Sistem İflas Etmesin, Devlet Çağa Ayak Uydursun

Bir sabah uyandık, iki genç kızın başı kesilerek katledildiğini öğrendik. Hepimizi sarsan bu vahşet, sadece bir kişinin psikopatlığı ile açıklanabilir mi? Bu katilin bu hale geldiğini nasıl fark edemedik?

Bu cani, yıllarca psikiyatri servislerinden geçmiş. Beş ayrı hastane kaydı var. Devlet hastanesi, eğitim araştırma, üniversite hastanesi... Ancak hiçbir doktor, “Bu adam toplum için tehlikeli” dememiş. Nasıl olur?

19 yaşındaki bir genç bu hale nasıl gelir? Büyük ihtimalle sosyal medya. Bugün gençler en çok zamanlarını sosyal medyada geçiriyor. Discord gibi platformlar, onları karanlık yollara sürüklüyor. Bu ortamlarda ne konuşuluyor, kimlerle iletişim kuruyorlar bilmiyoruz. Oradaki sınırlar belirsiz. Uzağa gitmeye gerek yok, kendi çocuklarım bile Discord’tan bahsediyor. Aile olarak denetim yapmalıyız, ama üniversite çağındaki gençlere de güvenmek zorundayız. Devletin bu konuda etkili bir denetim mekanizması oluşturması şart. Yasaklar çözüm değil, yanlış olanı bulup tespit ederek düzenleme yapılmalı.

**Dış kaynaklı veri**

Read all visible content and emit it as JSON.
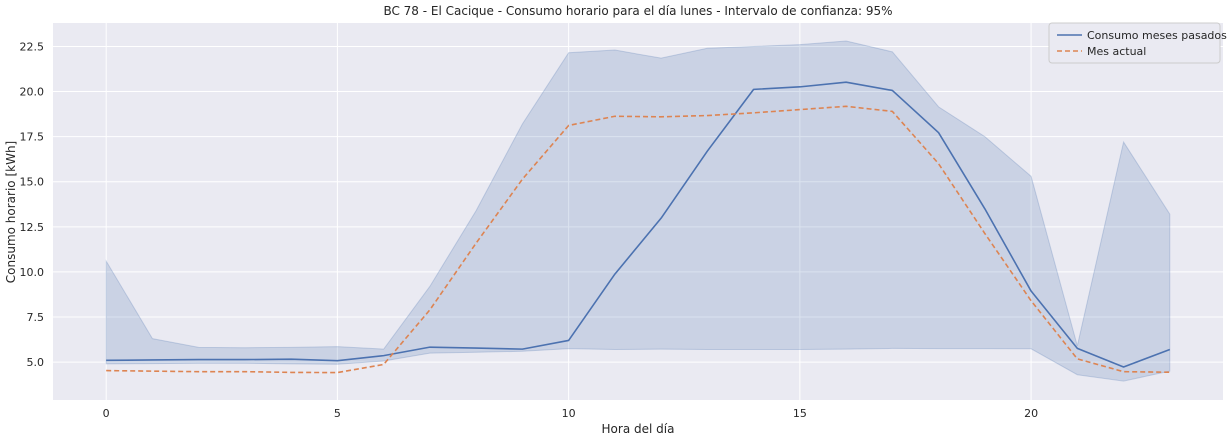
{
  "chart_data": {
    "type": "line",
    "title": "BC 78 - El Cacique - Consumo horario para el día lunes - Intervalo de confianza: 95%",
    "xlabel": "Hora del día",
    "ylabel": "Consumo horario [kWh]",
    "xlim": [
      -1.15,
      24.15
    ],
    "ylim": [
      2.9,
      23.8
    ],
    "xticks": [
      0,
      5,
      10,
      15,
      20
    ],
    "yticks": [
      5.0,
      7.5,
      10.0,
      12.5,
      15.0,
      17.5,
      20.0,
      22.5
    ],
    "ytick_labels": [
      "5.0",
      "7.5",
      "10.0",
      "12.5",
      "15.0",
      "17.5",
      "20.0",
      "22.5"
    ],
    "grid": true,
    "legend_position": "top-right",
    "background": "#eaeaf2",
    "x": [
      0,
      1,
      2,
      3,
      4,
      5,
      6,
      7,
      8,
      9,
      10,
      11,
      12,
      13,
      14,
      15,
      16,
      17,
      18,
      19,
      20,
      21,
      22,
      23
    ],
    "series": [
      {
        "name": "Consumo meses pasados",
        "color": "#4c72b0",
        "style": "solid",
        "values": [
          5.1,
          5.12,
          5.14,
          5.14,
          5.16,
          5.08,
          5.36,
          5.83,
          5.78,
          5.72,
          6.2,
          9.88,
          12.98,
          16.7,
          20.12,
          20.26,
          20.52,
          20.06,
          17.72,
          13.5,
          8.94,
          5.76,
          4.73,
          5.7
        ],
        "ci_lower": [
          4.9,
          4.92,
          4.94,
          4.94,
          4.9,
          4.88,
          5.06,
          5.5,
          5.55,
          5.6,
          5.75,
          5.7,
          5.72,
          5.7,
          5.7,
          5.7,
          5.72,
          5.76,
          5.75,
          5.75,
          5.74,
          4.3,
          3.95,
          4.5
        ],
        "ci_upper": [
          10.6,
          6.3,
          5.82,
          5.8,
          5.82,
          5.86,
          5.72,
          9.2,
          13.4,
          18.2,
          22.15,
          22.3,
          21.85,
          22.4,
          22.5,
          22.6,
          22.8,
          22.2,
          19.15,
          17.5,
          15.3,
          5.9,
          17.2,
          13.2
        ]
      },
      {
        "name": "Mes actual",
        "color": "#dd8452",
        "style": "dashed",
        "values": [
          4.53,
          4.5,
          4.47,
          4.47,
          4.43,
          4.42,
          4.87,
          7.9,
          11.6,
          15.14,
          18.12,
          18.63,
          18.6,
          18.67,
          18.82,
          19.0,
          19.18,
          18.9,
          16.0,
          12.13,
          8.4,
          5.18,
          4.47,
          4.44
        ]
      }
    ]
  }
}
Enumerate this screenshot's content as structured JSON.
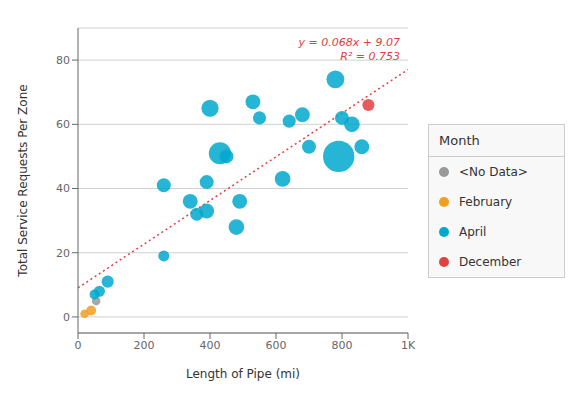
{
  "chart_data": {
    "type": "scatter",
    "xlabel": "Length of Pipe (mi)",
    "ylabel": "Total Service Requests Per Zone",
    "xlim": [
      0,
      1000
    ],
    "ylim": [
      -5,
      90
    ],
    "xticks": [
      0,
      200,
      400,
      600,
      800,
      {
        "value": 1000,
        "label": "1K"
      }
    ],
    "yticks": [
      0,
      20,
      40,
      60,
      80
    ],
    "grid": true,
    "legend": "right",
    "legend_title": "Month",
    "annotation": "y = 0.068x + 9.07\nR² = 0.753",
    "series": [
      {
        "name": "<No Data>",
        "color": "#999999",
        "x": [
          55
        ],
        "values": [
          5
        ],
        "size": [
          30
        ]
      },
      {
        "name": "February",
        "color": "#f0a020",
        "x": [
          20,
          40
        ],
        "values": [
          1,
          2
        ],
        "size": [
          30,
          40
        ]
      },
      {
        "name": "April",
        "color": "#00a8cc",
        "x": [
          50,
          65,
          90,
          260,
          260,
          340,
          360,
          390,
          390,
          400,
          430,
          450,
          480,
          490,
          530,
          550,
          620,
          640,
          680,
          700,
          780,
          790,
          800,
          830,
          860
        ],
        "values": [
          7,
          8,
          11,
          19,
          41,
          36,
          32,
          42,
          33,
          65,
          51,
          50,
          28,
          36,
          67,
          62,
          43,
          61,
          63,
          53,
          74,
          50,
          62,
          60,
          53
        ],
        "size": [
          40,
          50,
          60,
          50,
          80,
          90,
          70,
          80,
          90,
          120,
          200,
          80,
          100,
          90,
          90,
          70,
          100,
          70,
          90,
          80,
          130,
          400,
          80,
          100,
          90
        ]
      },
      {
        "name": "December",
        "color": "#e04040",
        "x": [
          880
        ],
        "values": [
          66
        ],
        "size": [
          60
        ]
      }
    ],
    "trend_line": {
      "x": [
        0,
        1000
      ],
      "values": [
        9.07,
        77.07
      ],
      "color": "#e04040",
      "line_style": "dotted"
    }
  }
}
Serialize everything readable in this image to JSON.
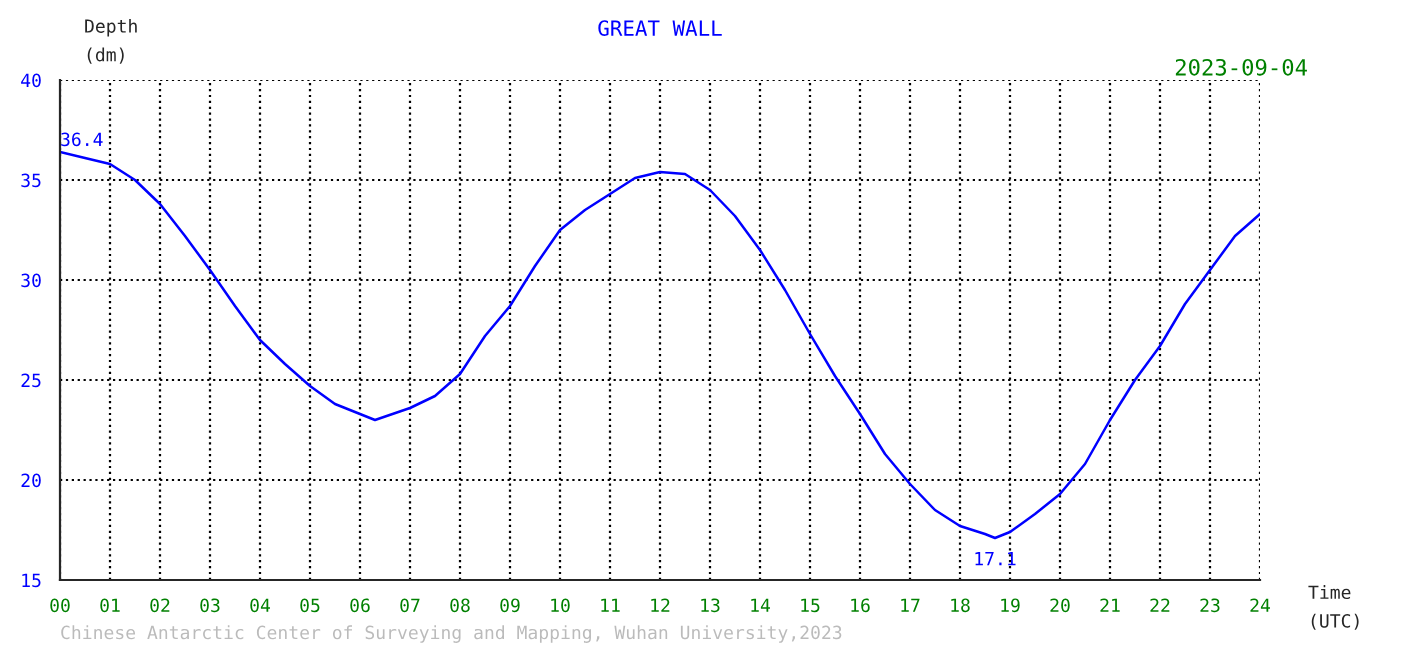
{
  "chart_data": {
    "type": "line",
    "title": "GREAT WALL",
    "subtitle": "2023-09-04",
    "xlabel": "Time\n(UTC)",
    "ylabel": "Depth\n(dm)",
    "annotations": [
      {
        "text": "36.4",
        "x": 0,
        "y": 36.4
      },
      {
        "text": "17.1",
        "x": 18.7,
        "y": 17.1
      },
      "Chinese Antarctic Center of Surveying and Mapping, Wuhan University,2023"
    ],
    "series": [
      {
        "color": "#0000ff",
        "x": [
          0,
          0.5,
          1,
          1.5,
          2,
          2.5,
          3,
          3.5,
          4,
          4.5,
          5,
          5.5,
          6,
          6.3,
          7,
          7.5,
          8,
          8.5,
          9,
          9.5,
          10,
          10.5,
          11,
          11.5,
          12,
          12.5,
          13,
          13.5,
          14,
          14.5,
          15,
          15.5,
          16,
          16.5,
          17,
          17.5,
          18,
          18.5,
          18.7,
          19,
          19.5,
          20,
          20.5,
          21,
          21.5,
          22,
          22.5,
          23,
          23.5,
          24
        ],
        "values": [
          36.4,
          36.1,
          35.8,
          35.0,
          33.8,
          32.2,
          30.5,
          28.7,
          27.0,
          25.8,
          24.7,
          23.8,
          23.3,
          23.0,
          23.6,
          24.2,
          25.3,
          27.2,
          28.7,
          30.7,
          32.5,
          33.5,
          34.3,
          35.1,
          35.4,
          35.3,
          34.5,
          33.2,
          31.5,
          29.5,
          27.3,
          25.2,
          23.3,
          21.3,
          19.8,
          18.5,
          17.7,
          17.3,
          17.1,
          17.4,
          18.3,
          19.3,
          20.8,
          23.0,
          25.0,
          26.7,
          28.8,
          30.5,
          32.2,
          33.3
        ]
      }
    ],
    "xlim": [
      0,
      24
    ],
    "ylim": [
      15,
      40
    ],
    "xticks": [
      {
        "value": 0,
        "label": "00"
      },
      {
        "value": 1,
        "label": "01"
      },
      {
        "value": 2,
        "label": "02"
      },
      {
        "value": 3,
        "label": "03"
      },
      {
        "value": 4,
        "label": "04"
      },
      {
        "value": 5,
        "label": "05"
      },
      {
        "value": 6,
        "label": "06"
      },
      {
        "value": 7,
        "label": "07"
      },
      {
        "value": 8,
        "label": "08"
      },
      {
        "value": 9,
        "label": "09"
      },
      {
        "value": 10,
        "label": "10"
      },
      {
        "value": 11,
        "label": "11"
      },
      {
        "value": 12,
        "label": "12"
      },
      {
        "value": 13,
        "label": "13"
      },
      {
        "value": 14,
        "label": "14"
      },
      {
        "value": 15,
        "label": "15"
      },
      {
        "value": 16,
        "label": "16"
      },
      {
        "value": 17,
        "label": "17"
      },
      {
        "value": 18,
        "label": "18"
      },
      {
        "value": 19,
        "label": "19"
      },
      {
        "value": 20,
        "label": "20"
      },
      {
        "value": 21,
        "label": "21"
      },
      {
        "value": 22,
        "label": "22"
      },
      {
        "value": 23,
        "label": "23"
      },
      {
        "value": 24,
        "label": "24"
      }
    ],
    "yticks": [
      15,
      20,
      25,
      30,
      35,
      40
    ],
    "grid": true,
    "line_style": "solid"
  }
}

Bugünün dünyası sosyal medya, bilgisayar ve sanal dünyadan ibaret. Bu gerçeği kabul etmek zorundayız. Gençlerin bu dünyadan kopmalarını bekleyemeyiz. Ancak devlet de bu yeni çağın kurallarına göre hareket etmeli. Gençlerimizin nelerle karşılaştığını bilmek, onları koruyacak mekanizmalar oluşturmak zorunda. Denetimsiz bir sanal dünya, daha büyük facialara yol açabilir.

Sistem işlevsiz. Çünkü hastanelerde yalnızca prosedür uygulanıyor. Belki bu kişi de birçok yerde yalnızca imza attı, başka hiçbir şey yapılmadı. Aynı şey tekrar yaşanacak mı? Bu genç, sosyal medyanın karanlık köşelerinde neler gördü, kimlerden etkilendi? Kimse bilmiyor.

Daha önce de yazmıştım: Suç işleyen kişileri hapse atıyoruz, ama sonra ne oluyor? Üç ay yatıp çıkıyorlar, uyuşturucu kullananlar kısa süre sonra serbest kalıyor. Ancak onları topluma kazandırmak için hiçbir şey yapılmıyor. Bu katilde de aynısı oldu. Tedavi edilip salındı ama tehlikeli olduğu fark edilmedi.

Bu adam defalarca hastaneye gitmiş, fakat kimse "Bu adam cinayet işler" dememiş. Sağlık sistemi mi yetersiz, doktorlar mı ihmalkâr? İki genç kız öldürüldü, sonuç ortada. Ruh sağlığı tedavisinde bireyin tehlikeli olma potansiyeli mutlaka değerlendirilmeli. Ama bu yapılmadı ve iş işten geçtikten sonra hepimiz şoke olduk.

Suç işleyen biri ruh hastası bile olsa, toplum için tehlike arz ediyorsa, gereken cezayı almalı ve korunmasız bir şekilde toplum içine salınmamalı.

Bu olay bize açıkça gösterdi ki, sosyal medya ve sanal dünyaya göz yummak, büyük bir tehlikeye yol açıyor. Bu platformları yasaklamak çözüm değil. Gençlerin bu dünyaya bağımlı olduğunu kabul etmeli, devlet bu yeni çağa ayak uydurmalı ve denetim mekanizmasını iyi bir şekilde kurmalıdır. Aileler olarak biz de çocuklarımızı denetlemeli, ama devlet uyumamalı; toplumumuzun güvenliğini sağlamak için elinden geleni yapmalıdır. Aksi takdirde bu tehlikeler hepimizin kapısını çalmaya devam edecek.